Airbnb’s West Bank lawsuit: Should Aussie startups think twice about getting political?
Monday, December 3, 2018/
Home-sharing startup turned tech giant Airbnb is facing a class action lawsuit following a decision to remove 200 listings in disputed Israeli settlements in the West Bank.
Geographically, the West Bank is an area with a complex history at the heart of the Israel-Palestine conflict. And, according to a Reuters report, 18 plaintiffs view Airbnb’s decision as taking sides, and discriminatory.
Politics isn’t Airbnb’s usual patter, but according to a November statement from the US startup, it’s launching a new global framework for how it treats disputed territories.
In Israel, bookings are still available in East Jerusalem and Golan Heights, however, Airbnb has previously removed listings in Crimea as a result of international sanctions.
Should tech companies be taking a stand on this kind of political issue? When they have global voice, would it be remiss not to make it heard, or should they stick to their day jobs?
When announcing it was removing listings in West Bank, Airbnb acknowledged it is “most certainly not the experts when it comes to the historical disputes in this region” in a statement.
“Our team has wrestled with this issue and we have struggled to come up with the right approach,” the company said.
“We must consider the impact we have and act responsibly.
“We know that people will disagree with this decision and appreciate their perspective. This is a controversial issue.

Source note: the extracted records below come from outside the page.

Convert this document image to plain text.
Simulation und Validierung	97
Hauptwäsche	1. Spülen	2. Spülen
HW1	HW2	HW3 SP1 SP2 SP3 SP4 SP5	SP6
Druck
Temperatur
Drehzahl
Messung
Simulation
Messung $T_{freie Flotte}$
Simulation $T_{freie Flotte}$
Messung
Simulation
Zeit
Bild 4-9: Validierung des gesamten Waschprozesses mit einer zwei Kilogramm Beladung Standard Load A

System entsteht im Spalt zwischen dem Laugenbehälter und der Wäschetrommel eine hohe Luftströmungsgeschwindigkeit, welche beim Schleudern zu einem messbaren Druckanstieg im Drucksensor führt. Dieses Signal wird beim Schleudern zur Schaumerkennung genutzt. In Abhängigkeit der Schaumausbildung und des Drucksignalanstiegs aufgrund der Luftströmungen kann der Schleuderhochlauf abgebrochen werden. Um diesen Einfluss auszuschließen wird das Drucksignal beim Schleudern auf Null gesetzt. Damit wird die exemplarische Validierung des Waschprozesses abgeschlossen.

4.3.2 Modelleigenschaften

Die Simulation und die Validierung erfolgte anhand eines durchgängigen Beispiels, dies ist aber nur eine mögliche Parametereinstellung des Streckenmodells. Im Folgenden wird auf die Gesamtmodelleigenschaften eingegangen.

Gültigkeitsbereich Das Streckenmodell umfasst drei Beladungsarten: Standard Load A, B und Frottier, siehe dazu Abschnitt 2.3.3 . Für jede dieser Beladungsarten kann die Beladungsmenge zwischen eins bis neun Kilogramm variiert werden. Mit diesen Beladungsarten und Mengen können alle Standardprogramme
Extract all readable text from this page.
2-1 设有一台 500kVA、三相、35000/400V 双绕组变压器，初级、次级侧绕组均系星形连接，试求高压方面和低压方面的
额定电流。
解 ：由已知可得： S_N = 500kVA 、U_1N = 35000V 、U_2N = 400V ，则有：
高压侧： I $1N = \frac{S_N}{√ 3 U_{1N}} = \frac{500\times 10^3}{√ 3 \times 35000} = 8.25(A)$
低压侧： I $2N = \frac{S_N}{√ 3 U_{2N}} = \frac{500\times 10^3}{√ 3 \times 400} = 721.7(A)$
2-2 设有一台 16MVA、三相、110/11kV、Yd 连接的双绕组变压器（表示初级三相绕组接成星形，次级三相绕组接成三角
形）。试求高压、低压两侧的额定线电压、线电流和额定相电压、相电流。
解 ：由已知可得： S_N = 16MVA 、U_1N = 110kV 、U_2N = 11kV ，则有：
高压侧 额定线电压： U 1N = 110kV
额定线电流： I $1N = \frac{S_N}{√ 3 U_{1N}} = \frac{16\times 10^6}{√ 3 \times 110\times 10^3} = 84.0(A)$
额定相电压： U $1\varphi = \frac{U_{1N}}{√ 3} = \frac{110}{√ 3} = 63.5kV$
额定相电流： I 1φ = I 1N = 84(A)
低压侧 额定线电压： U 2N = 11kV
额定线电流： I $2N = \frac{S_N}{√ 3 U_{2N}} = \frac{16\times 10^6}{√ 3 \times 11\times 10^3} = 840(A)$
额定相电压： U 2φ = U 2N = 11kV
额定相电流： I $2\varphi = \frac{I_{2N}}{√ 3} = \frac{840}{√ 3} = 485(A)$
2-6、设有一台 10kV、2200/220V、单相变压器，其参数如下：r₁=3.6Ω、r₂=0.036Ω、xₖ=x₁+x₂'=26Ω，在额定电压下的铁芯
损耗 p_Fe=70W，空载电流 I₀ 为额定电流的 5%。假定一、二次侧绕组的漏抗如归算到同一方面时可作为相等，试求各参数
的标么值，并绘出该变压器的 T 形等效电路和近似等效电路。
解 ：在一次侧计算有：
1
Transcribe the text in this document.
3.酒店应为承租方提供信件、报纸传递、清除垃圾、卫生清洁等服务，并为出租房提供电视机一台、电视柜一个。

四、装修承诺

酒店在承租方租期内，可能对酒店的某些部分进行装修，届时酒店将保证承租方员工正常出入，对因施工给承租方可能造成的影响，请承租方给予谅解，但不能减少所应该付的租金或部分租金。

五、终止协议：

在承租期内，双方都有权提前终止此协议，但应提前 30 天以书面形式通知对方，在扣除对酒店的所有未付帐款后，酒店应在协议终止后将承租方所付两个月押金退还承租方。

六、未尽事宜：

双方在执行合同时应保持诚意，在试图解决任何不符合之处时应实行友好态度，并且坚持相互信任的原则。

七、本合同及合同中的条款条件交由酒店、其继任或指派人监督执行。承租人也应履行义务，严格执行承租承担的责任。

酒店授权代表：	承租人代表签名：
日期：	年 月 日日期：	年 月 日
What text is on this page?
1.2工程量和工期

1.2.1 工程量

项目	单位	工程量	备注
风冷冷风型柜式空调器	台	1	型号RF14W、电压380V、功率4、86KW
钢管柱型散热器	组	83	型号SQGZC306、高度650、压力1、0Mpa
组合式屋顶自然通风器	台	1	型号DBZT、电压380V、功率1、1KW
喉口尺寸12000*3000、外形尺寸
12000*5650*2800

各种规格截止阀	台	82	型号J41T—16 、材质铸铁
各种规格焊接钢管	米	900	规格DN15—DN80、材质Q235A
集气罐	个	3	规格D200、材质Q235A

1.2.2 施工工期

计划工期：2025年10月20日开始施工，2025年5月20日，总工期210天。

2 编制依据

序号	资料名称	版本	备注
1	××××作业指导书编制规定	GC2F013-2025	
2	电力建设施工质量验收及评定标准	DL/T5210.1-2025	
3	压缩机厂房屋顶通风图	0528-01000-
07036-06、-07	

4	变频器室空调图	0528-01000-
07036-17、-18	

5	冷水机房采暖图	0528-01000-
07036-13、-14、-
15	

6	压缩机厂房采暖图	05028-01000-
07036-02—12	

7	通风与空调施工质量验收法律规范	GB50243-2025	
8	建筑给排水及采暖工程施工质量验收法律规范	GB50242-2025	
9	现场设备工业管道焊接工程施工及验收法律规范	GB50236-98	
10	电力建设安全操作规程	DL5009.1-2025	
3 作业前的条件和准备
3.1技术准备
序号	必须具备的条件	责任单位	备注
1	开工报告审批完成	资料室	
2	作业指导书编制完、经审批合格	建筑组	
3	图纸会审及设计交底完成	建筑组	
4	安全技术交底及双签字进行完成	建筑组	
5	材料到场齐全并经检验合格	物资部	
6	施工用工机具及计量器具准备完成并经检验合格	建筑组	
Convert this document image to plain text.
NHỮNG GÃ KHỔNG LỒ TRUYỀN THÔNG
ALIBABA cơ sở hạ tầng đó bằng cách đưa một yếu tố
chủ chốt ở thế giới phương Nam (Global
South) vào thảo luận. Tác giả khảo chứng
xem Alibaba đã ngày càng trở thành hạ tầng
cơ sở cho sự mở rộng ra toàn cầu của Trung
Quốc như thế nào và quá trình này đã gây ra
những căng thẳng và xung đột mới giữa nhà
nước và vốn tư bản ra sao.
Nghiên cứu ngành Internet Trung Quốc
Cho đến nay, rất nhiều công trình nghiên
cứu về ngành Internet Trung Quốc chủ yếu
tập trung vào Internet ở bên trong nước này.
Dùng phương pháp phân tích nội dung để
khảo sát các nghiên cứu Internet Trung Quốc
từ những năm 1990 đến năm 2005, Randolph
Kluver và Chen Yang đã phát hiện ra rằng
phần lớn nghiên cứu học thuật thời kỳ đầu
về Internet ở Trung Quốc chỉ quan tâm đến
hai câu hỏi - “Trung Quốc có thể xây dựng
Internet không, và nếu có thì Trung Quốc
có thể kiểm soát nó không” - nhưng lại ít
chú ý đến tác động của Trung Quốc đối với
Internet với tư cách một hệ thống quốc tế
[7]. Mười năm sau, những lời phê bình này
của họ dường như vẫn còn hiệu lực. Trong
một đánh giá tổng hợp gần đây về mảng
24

“There are many strong views as it relates to lands that have been the subject of historic and intense disputes between Israelis and Palestinians in the West Bank. Airbnb has deep respect for those views.”
However, according to Reuters, the 18 Israeli-American plaintiffs, families and individuals who own or wish to rent homes in West Bank, allege Airbnb is violating the US Fair Housing Amendments Act 1988.
They allege Airbnb is not applying the same standards to other occupied areas in the world and is discriminating against Jewish people.
According to a BBC report, Israel’s tourism minister has called Airbnb’s actions “shameful”, and said Israeli authorities will back any legal challenges.
In a statement sent to StartupSmart, Airbnb specified any host with listings in the affected area will be able to keep listings in other areas.
“Major US-based multinational hotels do not offer accommodations in these settlements … We don’t believe this lawsuit will succeed in court, but we know that people will disagree with our decision and appreciate their perspective,” the statement said.
Speaking to StartupSmart, Kurt Falkenstein, founder and Australian Principal of startup specialist lawyers General Standards, says there’s more and more pressure on tech companies to act in a socially responsible way, and so there should be freedom for them to express political will.
It’s “almost the equivalent of free speech”, he says.
“It’s not fair to put those kinds of social expectations on them, and then not respect their decision to make a stand politically and socially,” he adds.
“Within the bounds of the law, I think that’s super important.”
That said, first and foremost, any business has a responsibility to its shareholders.
In Airbnb’s case, this includes its customers. While the decision to pull out of the West Bank may appear political, there’s a chance the company was merely acting to keep its customers safe, Falkenstein says.
“You would expect a company should be careful about making decisions that could potentially negatively impact its stakeholders,” he says.
If something happens to a guest staying in a disputed territory, Airbnb could be liable.
“The fact is that it could be a purely commercial decision based on health and safety. But it can be reinterpreted as a political decision and misconstrued. Companies are an easy target sometimes when their commercial decisions can’t be separated from political ones,” Falkenstein says.
“But I think it’s extremely important that companies don’t shy away from some of the political ramifications of taking care of their stakeholders.”
When dealing with politically-weighted issues, any decision that appears to lean one way or another will be unpopular with someone. For example, if a business chooses to only use energy from renewable sources, “there are probably people who would want to take a lawsuit against that”, Falkenstein says.
“It’s very hard to stop people from suing you,” he adds.
In Australia, there is no shortage of prominent tech entrepreneurs weighing in on political issues. Leaders of such startups have an “outsized voice” to speak to both their customers and a community in which they’re respected.
“It will be corporations that take the first steps in creating social change and political change,” Falkenstein says
Freelancer founder Matt Barrie, for example, has been an outspoken critic of Sydney’s lockout laws, while Atlassian co-founder Mike Cannon-Brookes is a vocal proponent of renewable energy in Australia, famously calling out Prime Minister Scott Morrison on his ‘fair dinkum’ power pledge.
“It’s foolish – if people are socially minded and in a socially leverage position – to not use that leverage. But it’s not a moral obligation,” Falkenstein says.
“Just because you’ve reached a position of business success, that shouldn’t obligate you to take a stand on public issues. And to be honest, most don’t,” he adds.
“But, it’s so important that the freedom for those that wish to do it is enshrined.”